O portal Carta de Moçambique escreveu que o recurso do FMO foi a "última cartada" para que Chang não seja extraditado para o seu país natal. Com o pedido, o Fórum volta a passar o caso para as mãos da Justiça sul-africana.
Em entrevista à DW, Denise Namburete, coordenadora do FMO, diz que extraditar Chang para Moçambique seria ilegal, pois no pedido de extradição do ex-ministro não constava qualquer acusação formal contra Chang - ao contrário do que aconteceu com o pedido dos EUA.
DW África: O que é que o FMO pretende com este recurso?
Denise Namburete (DN): Pretendemos ser ouvidos.

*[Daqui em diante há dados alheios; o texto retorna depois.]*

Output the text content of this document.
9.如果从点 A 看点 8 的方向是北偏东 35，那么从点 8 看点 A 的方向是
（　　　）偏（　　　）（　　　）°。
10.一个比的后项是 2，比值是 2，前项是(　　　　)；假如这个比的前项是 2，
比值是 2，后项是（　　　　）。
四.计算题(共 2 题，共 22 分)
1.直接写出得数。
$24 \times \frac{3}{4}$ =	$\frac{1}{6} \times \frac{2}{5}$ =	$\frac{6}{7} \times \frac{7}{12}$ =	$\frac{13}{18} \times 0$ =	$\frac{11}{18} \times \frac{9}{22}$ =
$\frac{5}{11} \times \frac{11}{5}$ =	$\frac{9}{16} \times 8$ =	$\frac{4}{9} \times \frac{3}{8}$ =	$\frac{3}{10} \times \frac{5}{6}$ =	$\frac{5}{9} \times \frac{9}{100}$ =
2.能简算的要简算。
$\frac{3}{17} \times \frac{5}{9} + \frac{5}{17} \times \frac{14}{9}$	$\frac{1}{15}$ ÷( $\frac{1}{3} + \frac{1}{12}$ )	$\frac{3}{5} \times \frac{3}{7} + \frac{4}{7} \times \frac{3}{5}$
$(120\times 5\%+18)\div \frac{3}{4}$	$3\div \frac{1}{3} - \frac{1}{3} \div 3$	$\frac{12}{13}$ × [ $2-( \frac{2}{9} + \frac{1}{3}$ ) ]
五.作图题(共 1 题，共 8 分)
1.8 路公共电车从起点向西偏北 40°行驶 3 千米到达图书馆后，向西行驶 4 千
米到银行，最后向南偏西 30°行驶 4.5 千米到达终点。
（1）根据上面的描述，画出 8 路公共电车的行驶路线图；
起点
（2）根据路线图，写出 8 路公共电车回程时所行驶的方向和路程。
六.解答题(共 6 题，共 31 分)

O que acontece é que no dia 26 de junho, Manuel Chang submeteu ao Ministério da Justiça um apelo para que seja extraditado para Moçambique. Portanto, solicitando que o Ministério da Justiça cumpra com a decisão do anterior ministro da Justiça sul-africano. Mas este limitou-se a emitir um comunicado de imprensa dizendo que seria a favor da extradição de Chang para Moçambique. Contudo, nenhum processo legal foi seguido, os serviços correcionais não receberam nenhuma instrução para extradição dele para Moçambique, e nós vemos aí uma oportunidade para contestar o apelo que o Sr. Chang neste momento faz ao atual ministro da Justiça.

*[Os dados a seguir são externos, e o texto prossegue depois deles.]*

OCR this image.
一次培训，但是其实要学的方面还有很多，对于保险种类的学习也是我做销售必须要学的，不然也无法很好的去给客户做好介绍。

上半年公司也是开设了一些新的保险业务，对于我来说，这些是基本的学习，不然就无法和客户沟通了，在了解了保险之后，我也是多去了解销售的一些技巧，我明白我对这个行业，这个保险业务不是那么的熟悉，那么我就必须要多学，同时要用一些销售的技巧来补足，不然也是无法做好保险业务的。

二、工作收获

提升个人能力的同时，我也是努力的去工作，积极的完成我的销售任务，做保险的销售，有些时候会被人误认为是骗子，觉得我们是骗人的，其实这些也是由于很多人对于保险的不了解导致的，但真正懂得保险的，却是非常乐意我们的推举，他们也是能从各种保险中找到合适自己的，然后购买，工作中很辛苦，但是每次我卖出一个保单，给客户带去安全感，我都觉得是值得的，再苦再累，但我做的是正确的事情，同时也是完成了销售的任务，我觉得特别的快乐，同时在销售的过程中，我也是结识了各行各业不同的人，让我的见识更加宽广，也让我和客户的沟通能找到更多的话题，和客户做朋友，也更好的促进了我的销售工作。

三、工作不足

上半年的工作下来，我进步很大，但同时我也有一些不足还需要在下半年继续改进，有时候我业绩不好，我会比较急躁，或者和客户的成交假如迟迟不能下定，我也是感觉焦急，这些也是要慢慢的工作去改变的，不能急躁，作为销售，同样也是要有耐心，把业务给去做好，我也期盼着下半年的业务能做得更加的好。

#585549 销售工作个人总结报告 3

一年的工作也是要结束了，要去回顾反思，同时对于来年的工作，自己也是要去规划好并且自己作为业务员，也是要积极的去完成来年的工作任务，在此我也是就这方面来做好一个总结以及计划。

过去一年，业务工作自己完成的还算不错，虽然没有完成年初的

Extradição de Manuel Chang contestada
DW África: Porque é que o FMO quer evitar a extradição de Manuel Chang para Moçambique?
DN: Essencialmente porque em Moçambique não existe nenhum processo acusatório contra Manuel Chang. Para nós isso significa que, assim que ele aterrar em Moçambique, não será preso e não será investigado e julgado. Então o objetivo do Fórum é que ele seja responsabilizado. Neste momento, o único processo de acusação contra ele corre nos Estados Unidos [da América]. Vemos que é lá que teremos a oportunidade de perceber melhor os contornos deste caso complexo de ilegalidade.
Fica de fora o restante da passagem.